When basketball fans think of the Turkish Airlines EuroLeague, a lot of them think that it is just where the NBA’s rotational bottomfeeders flunk out or where the D-League’s elite go when they decide to up their paychecks.
And in many cases, that is what it is.
But that isn’t what it will always be. With impactful talent coming from Europe in the last few years like Nikola Mirotic and Nicolas Batum making names for themselves already, it is clear to see that there is a crop of players to be had in Europe.
The EuroLeague itself already stands as the second best and most competitive medium for basketball players around the world. The Euroleague has been responsible for dozens of NBA players, past and present, and is one of the main sources of draft prospects, especially high picks, in the NBA Draft yearly.
As of October 28th, 2014, the NBA had a recording settingly high number of 101 international players. The Spurs (of course) ranked first in the league with nine international players. Canada had the most NBA players from their country with 12 and France at 10, with Australia following with nine and Brazil with seven.
The international players within the NBA have become integral parts of their team, many even championship winning pieces. Just look at the below table of players on NBA rosters on opening night of this year from NBA.com. The league would be a different place without these guys. There is an undeniably important relationship between the NBA and international players.
There are more than a few All Stars and even Hall of Famers on this list. And, in reality, that could just be the start.
The NBA isn’t new to International talent. Guys like Dirk Nowitzki, Tim Duncan, and Steve Nash have been household names since I can remember.
The ultimate goal to achieve not only the best international players in the NBA but the best international basketball possible would be to morph FIBA into the megaleague that FIFA has created.
One league for every country, whose top teams could compete in regional tournaments and a “Champions League” of sorts, as well as major cups, similar to soccer’s UEFA cup. Not only would this expand the reach of the great sport that is basketball, but it would create a huge market and industry for international play.
Think just how big the FIFA World Cup is.
Now compare that to the FIBA World Cup this past summer, where Team USA (shockingly) took home the gold. The FIFA World Cup generated $4 Billion, according to Forbes.
According to research from Statista.com, in the 2012 – 2013 season, the NBA racked in $4.56 billion in total revenue.
The bottom line is there is a lot of room for FIBA to create a giant World Cup capable of bringing in revenue numbers similar to an entire NBA season!
But money isn’t the only draw. What makes soccer such a beautiful game is the worldliness of it. You can become a pro no matter where you grow up, as there is sure to be some set of steps you can take to get noticed in your country if you have the skills.
That is something that the sport of basketball needs. Besides soccer and possibly hockey, basketball is probably the most international game out there, as we have proven with all the great international NBA players and the already formed and successful FIBA World Cup.
There needs to be platforms for players from across the world to utilize their skills and develop into what could be one day very talented basketball players. We have seen it in some parts of the world, like South America (Argentina and Brazil mostly) and scattered European nations like France, Italy, Turkey, and Spain.
However there are many places in the world that have real potential to be basketball powerhouses, like Israel, Croatia, Serbia, Russia, Slovenia, Montenegro, and even Great Britain.
So, the final proposal and ultimate goal, is as follows.
A giant web of national leagues, all with their own systems of playoffs and champions, similar (and possibly better) than the NBA’s format. For example, Great Britain’s British Basketball League (BBL, yes it’s a thing) would suddenly come into the spotlight as the premier destination for talented Brits to show off their game.
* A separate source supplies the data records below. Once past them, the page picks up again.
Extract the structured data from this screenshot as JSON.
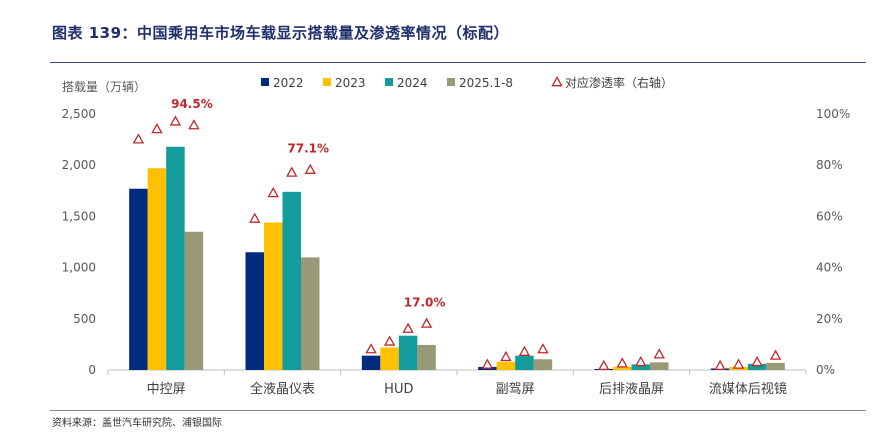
{
  "figure": {
    "title": "图表 139：中国乘用车市场车载显示搭载量及渗透率情况（标配）",
    "source": "资料来源：盖世汽车研究院、浦银国际"
  },
  "chart_data": {
    "type": "bar",
    "title": "图表 139：中国乘用车市场车载显示搭载量及渗透率情况（标配）",
    "ylabel": "搭载量（万辆）",
    "ylim": [
      0,
      2500
    ],
    "y_ticks": [
      "0",
      "500",
      "1,000",
      "1,500",
      "2,000",
      "2,500"
    ],
    "y2lim": [
      0,
      100
    ],
    "y2_ticks": [
      "0%",
      "20%",
      "40%",
      "60%",
      "80%",
      "100%"
    ],
    "grid": false,
    "legend_position": "top",
    "categories": [
      "中控屏",
      "全液晶仪表",
      "HUD",
      "副驾屏",
      "后排液晶屏",
      "流媒体后视镜"
    ],
    "series": [
      {
        "name": "2022",
        "color": "#002b7f",
        "values": [
          1770,
          1150,
          140,
          30,
          10,
          15
        ]
      },
      {
        "name": "2023",
        "color": "#ffc000",
        "values": [
          1970,
          1440,
          220,
          80,
          30,
          30
        ]
      },
      {
        "name": "2024",
        "color": "#149b9b",
        "values": [
          2180,
          1740,
          335,
          140,
          55,
          60
        ]
      },
      {
        "name": "2025.1-8",
        "color": "#999877",
        "values": [
          1350,
          1100,
          245,
          105,
          75,
          70
        ]
      }
    ],
    "penetration": {
      "name": "对应渗透率（右轴）",
      "axis": "right",
      "marker": "triangle",
      "color": "#c0282d",
      "values": [
        [
          89,
          93,
          96,
          94.5
        ],
        [
          58,
          68,
          76,
          77.1
        ],
        [
          7,
          10,
          15,
          17.0
        ],
        [
          1,
          4,
          6,
          7
        ],
        [
          0.5,
          1.5,
          2,
          5
        ],
        [
          0.5,
          1,
          2,
          4.5
        ]
      ]
    },
    "annotations": [
      {
        "category": "中控屏",
        "text": "94.5%"
      },
      {
        "category": "全液晶仪表",
        "text": "77.1%"
      },
      {
        "category": "HUD",
        "text": "17.0%"
      }
    ]
  }
}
The same would apply to, I don’t know, Serbia. Serbia already has Crvena Zvezda Telekom Belgrade in the Euro League, and it has it’s own league as well, like many of these nations.
In fact, most of these nations have their own leagues, they are just very low scale and in need of some funding and publicity. If FIBA were to take all these leagues under their wing to form what FIFA has created, the basketball world would be a better place.
There could be a lot of little Ginoblis, Nowitzkis, Duncans, Parkers, and Gasols out there that the world will never see due to lack of opportunity, not lack of skill. Its time to change that.